(The Center Square) – Granting Washington State Attorney General Bob Ferguson’s request that the maximum penalty be imposed, a judge fined Facebook parent company Meta nearly $25 million for repeatedly and intentionally violating campaign finance disclosure laws.
The penalty issued by King County Superior Court Judge Douglass North Wednesday was for 822 violations of Washington’s Fair Campaign Practices Act, passed by voters in 1972 and updated and amended since then, that calls for the complete disclosure of all information regarding the financing of political campaigns and lobbying.
The law requires sites that host political advertisements to make information – cost, sponsor, and targeting and reach information – about the ads that run on their platforms available for public inspection in a timely manner.
Because the violations were ruled deliberate, the court opted to triple the $10,000 penalty, for a maximum of $30,000 per violation, or a total of $24.6 million.
“I have one word for Facebook’s conduct in this case – arrogance,” Ferguson said in a press release. “It intentionally disregarded Washington’s election transparency laws. But that wasn’t enough. Facebook argued in court that those laws should be declared unconstitutional. That’s breathtaking. Where’s the corporate responsibility? I urge Facebook to come to its senses, accept responsibility, apologize for its conduct, and comply with the law. If Facebook refuses to do this, we will beat them again in court.”
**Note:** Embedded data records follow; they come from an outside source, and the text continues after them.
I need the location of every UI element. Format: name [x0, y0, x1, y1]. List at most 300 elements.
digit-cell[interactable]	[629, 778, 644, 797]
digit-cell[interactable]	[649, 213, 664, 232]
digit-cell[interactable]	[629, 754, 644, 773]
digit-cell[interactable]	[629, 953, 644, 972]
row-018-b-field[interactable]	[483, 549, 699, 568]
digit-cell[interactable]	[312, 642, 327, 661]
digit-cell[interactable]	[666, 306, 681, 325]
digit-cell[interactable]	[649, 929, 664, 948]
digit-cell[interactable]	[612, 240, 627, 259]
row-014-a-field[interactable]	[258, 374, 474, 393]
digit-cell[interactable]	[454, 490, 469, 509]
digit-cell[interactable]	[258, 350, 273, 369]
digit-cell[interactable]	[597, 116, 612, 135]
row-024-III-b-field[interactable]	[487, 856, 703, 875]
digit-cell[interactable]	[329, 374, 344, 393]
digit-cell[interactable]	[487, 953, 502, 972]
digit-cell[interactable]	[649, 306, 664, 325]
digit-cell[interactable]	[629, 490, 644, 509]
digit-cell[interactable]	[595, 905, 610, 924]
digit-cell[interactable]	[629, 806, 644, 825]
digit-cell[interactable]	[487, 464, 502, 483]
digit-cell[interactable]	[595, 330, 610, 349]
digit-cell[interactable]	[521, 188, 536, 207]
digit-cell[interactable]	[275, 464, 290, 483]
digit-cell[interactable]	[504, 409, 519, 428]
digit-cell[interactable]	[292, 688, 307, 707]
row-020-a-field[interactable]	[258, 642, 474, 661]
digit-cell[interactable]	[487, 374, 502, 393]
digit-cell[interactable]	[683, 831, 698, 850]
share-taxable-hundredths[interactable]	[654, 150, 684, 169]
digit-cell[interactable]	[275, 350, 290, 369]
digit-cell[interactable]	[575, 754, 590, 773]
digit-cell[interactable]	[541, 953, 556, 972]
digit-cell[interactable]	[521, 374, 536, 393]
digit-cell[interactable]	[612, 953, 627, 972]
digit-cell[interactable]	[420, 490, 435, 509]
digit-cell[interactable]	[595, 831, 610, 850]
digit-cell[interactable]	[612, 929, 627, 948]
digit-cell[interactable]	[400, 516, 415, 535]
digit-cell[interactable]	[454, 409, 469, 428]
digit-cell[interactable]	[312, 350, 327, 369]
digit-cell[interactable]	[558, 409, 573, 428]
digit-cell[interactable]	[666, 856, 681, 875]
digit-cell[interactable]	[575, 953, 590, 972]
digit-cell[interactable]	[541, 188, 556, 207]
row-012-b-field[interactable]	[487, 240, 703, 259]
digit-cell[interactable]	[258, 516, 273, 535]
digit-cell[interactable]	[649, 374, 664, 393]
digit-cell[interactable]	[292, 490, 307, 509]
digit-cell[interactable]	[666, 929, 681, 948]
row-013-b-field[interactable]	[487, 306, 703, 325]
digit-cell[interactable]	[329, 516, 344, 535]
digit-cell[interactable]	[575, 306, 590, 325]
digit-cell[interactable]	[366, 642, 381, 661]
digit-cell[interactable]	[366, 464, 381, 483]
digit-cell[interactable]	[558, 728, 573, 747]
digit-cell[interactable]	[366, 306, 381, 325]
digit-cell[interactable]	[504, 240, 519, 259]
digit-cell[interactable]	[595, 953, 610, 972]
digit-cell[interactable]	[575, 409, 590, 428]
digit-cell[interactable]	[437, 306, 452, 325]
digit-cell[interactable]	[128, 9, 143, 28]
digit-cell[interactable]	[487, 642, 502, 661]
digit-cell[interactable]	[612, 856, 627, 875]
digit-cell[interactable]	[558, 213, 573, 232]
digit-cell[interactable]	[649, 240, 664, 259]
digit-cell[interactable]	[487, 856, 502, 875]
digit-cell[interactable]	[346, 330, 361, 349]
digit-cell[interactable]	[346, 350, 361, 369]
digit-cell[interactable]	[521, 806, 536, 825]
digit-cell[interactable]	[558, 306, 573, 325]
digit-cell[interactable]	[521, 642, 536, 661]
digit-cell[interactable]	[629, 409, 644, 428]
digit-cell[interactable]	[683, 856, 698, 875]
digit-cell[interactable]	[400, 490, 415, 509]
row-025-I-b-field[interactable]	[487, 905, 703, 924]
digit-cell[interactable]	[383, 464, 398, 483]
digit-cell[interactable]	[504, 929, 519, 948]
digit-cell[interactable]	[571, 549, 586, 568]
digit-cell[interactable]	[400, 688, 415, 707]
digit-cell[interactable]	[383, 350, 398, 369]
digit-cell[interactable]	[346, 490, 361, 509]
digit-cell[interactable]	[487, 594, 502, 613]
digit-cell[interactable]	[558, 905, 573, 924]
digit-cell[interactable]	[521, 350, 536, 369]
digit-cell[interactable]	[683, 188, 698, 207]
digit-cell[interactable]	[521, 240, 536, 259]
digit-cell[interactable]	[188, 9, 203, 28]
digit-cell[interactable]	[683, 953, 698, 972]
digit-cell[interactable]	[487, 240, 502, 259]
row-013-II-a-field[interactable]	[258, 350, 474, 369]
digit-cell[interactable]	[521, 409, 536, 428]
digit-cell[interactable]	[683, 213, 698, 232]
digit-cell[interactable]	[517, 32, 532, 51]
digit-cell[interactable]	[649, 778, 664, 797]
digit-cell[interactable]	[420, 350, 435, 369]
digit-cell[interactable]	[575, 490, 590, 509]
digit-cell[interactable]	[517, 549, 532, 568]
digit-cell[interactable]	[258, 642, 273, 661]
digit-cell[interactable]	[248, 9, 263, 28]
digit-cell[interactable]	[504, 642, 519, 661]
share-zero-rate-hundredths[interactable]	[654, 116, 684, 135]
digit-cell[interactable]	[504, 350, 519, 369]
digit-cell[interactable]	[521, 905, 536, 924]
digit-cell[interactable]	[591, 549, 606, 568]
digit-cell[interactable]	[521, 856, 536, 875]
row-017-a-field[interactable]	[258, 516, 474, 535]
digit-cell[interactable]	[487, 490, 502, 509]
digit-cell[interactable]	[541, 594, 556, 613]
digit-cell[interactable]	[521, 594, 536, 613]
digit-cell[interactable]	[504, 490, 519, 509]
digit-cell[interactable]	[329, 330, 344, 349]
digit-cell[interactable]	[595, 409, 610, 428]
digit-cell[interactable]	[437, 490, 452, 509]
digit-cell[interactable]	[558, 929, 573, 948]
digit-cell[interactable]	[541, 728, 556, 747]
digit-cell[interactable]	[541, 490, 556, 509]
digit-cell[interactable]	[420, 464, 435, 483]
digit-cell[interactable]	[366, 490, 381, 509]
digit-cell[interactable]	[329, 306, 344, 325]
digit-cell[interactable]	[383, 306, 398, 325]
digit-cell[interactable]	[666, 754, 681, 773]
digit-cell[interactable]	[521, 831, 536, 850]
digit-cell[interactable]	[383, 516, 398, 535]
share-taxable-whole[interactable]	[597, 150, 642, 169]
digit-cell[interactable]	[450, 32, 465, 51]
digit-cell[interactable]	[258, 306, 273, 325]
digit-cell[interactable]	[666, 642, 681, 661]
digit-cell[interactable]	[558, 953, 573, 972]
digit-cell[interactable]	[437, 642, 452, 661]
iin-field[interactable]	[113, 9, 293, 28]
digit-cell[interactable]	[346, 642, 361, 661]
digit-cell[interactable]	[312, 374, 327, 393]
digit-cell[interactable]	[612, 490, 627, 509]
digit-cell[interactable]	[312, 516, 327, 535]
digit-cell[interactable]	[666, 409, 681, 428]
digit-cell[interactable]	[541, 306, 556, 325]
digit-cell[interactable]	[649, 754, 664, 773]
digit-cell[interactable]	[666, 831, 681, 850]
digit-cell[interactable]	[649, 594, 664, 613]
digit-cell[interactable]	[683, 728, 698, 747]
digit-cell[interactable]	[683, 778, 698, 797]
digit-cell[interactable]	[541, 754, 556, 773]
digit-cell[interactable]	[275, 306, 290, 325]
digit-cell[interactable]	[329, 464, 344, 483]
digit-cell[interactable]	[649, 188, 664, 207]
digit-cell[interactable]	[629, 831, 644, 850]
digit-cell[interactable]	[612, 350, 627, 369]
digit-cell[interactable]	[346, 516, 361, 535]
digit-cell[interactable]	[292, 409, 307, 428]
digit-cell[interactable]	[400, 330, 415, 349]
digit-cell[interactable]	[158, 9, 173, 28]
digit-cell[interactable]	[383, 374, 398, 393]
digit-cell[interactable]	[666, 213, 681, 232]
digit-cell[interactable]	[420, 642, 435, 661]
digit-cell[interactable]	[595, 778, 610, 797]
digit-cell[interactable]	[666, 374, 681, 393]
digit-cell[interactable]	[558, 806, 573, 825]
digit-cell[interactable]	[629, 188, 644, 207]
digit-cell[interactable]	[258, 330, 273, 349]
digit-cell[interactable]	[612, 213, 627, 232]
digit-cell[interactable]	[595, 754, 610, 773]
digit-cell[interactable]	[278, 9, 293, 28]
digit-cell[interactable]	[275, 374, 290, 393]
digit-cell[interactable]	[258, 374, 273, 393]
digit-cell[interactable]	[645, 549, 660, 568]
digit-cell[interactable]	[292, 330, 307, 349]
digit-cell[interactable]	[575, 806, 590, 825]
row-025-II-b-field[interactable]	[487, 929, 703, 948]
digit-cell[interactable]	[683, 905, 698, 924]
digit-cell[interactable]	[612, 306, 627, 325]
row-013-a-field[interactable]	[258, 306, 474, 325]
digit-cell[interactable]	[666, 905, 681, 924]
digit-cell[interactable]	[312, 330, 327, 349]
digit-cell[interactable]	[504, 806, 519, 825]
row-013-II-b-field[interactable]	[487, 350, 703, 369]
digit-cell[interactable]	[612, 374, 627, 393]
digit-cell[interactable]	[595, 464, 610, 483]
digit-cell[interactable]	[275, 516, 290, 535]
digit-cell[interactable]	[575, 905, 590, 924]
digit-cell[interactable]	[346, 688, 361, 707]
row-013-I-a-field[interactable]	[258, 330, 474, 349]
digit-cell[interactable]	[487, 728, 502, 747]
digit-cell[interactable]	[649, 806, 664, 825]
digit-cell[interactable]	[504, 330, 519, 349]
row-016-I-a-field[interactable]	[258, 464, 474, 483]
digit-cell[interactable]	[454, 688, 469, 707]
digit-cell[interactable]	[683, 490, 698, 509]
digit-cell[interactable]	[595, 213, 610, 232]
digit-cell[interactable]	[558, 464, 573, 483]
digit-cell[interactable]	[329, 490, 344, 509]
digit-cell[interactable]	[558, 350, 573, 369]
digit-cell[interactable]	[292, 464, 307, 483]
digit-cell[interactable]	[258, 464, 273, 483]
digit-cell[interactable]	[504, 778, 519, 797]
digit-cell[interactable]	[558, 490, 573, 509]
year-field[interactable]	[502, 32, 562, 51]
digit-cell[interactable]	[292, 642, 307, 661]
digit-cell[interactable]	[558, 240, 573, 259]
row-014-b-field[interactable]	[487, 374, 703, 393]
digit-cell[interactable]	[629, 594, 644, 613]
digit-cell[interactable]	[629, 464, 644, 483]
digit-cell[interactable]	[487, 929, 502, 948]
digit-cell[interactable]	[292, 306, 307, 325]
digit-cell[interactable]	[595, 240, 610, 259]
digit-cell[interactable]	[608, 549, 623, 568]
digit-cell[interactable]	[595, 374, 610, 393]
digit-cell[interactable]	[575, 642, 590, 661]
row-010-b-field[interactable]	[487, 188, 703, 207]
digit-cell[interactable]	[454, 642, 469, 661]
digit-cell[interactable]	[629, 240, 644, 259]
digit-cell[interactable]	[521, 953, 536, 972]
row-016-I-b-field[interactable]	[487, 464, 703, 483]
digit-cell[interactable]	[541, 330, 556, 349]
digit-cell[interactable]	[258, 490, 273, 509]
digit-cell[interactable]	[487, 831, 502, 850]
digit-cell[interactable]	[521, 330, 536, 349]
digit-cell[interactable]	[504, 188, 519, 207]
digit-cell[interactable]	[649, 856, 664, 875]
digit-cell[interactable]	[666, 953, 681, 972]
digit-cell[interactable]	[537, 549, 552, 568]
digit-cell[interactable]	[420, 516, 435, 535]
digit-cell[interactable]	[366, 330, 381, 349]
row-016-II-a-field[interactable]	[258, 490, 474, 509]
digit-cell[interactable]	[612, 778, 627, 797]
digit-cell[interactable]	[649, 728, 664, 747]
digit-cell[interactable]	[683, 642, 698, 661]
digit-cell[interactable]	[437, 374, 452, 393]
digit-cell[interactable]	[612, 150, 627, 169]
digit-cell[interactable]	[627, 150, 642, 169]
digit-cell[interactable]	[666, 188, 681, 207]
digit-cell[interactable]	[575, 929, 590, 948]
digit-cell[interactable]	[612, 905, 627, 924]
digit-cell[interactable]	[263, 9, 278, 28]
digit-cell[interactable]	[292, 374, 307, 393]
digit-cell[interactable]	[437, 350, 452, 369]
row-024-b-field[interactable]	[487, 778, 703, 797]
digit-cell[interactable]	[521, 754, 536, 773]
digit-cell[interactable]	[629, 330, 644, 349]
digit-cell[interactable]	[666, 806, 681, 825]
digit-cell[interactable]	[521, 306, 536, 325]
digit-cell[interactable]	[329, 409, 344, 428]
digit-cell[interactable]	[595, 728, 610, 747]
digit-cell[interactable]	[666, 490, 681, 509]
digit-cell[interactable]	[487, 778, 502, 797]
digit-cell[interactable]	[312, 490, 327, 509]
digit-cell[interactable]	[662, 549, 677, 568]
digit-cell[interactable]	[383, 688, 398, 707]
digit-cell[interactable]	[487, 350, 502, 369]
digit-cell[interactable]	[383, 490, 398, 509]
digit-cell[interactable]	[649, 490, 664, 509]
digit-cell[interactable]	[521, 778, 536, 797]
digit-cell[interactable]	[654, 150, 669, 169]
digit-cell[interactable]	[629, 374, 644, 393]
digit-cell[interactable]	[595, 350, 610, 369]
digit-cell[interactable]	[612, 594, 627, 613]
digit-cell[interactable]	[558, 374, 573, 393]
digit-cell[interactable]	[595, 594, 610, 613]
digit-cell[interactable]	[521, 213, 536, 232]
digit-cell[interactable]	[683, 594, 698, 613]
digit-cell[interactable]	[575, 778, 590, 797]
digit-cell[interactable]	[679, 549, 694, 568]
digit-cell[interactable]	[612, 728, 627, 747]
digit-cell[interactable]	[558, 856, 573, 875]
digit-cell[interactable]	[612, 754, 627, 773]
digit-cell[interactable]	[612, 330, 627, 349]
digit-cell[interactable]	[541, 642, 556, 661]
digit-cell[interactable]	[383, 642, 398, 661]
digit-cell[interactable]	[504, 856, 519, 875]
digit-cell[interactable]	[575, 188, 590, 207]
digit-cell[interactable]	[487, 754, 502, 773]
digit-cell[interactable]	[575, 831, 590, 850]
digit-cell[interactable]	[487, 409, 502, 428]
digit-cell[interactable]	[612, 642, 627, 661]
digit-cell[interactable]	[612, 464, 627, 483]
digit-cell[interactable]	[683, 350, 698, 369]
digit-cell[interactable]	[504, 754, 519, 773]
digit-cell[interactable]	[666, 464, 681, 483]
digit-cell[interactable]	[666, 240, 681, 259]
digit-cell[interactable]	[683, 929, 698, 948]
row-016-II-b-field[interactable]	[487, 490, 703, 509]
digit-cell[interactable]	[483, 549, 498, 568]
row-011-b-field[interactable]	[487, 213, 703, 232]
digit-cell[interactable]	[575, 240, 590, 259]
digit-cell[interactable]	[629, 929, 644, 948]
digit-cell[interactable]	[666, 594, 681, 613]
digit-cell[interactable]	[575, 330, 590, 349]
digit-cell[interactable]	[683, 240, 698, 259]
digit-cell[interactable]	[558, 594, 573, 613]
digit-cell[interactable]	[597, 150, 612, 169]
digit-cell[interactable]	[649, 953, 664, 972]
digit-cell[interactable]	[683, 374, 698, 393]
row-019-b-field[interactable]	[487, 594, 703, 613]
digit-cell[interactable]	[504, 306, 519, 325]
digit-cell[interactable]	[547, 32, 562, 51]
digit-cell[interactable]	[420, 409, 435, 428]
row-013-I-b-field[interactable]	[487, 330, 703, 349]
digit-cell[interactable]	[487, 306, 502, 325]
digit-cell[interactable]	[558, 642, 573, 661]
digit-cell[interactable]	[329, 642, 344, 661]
Ferguson said the fine “represents the largest campaign finance penalty anywhere in the country – ever.”
The Center Square reached out to Menlo Park, Calif.-based Meta for comment on the judge’s decision but did not receive a response.
In November 2021, Facebook has changed its corporate name to Meta as part of a major rebrand.
The Washington State Attorney General’s Office filed a lawsuit against Meta in 2018 for failing to produce campaign advertising records, and the company agreed to pay $238,000 and commit to transparency in finance and political advertising.
However, Meta continued to run political ads in Washington without maintaining the required information, according to the Attorney General’s Office, prompting Ferguson to sue again in 2020.
By law, campaign finance penalties go to the State Public Disclosure Transparency Account.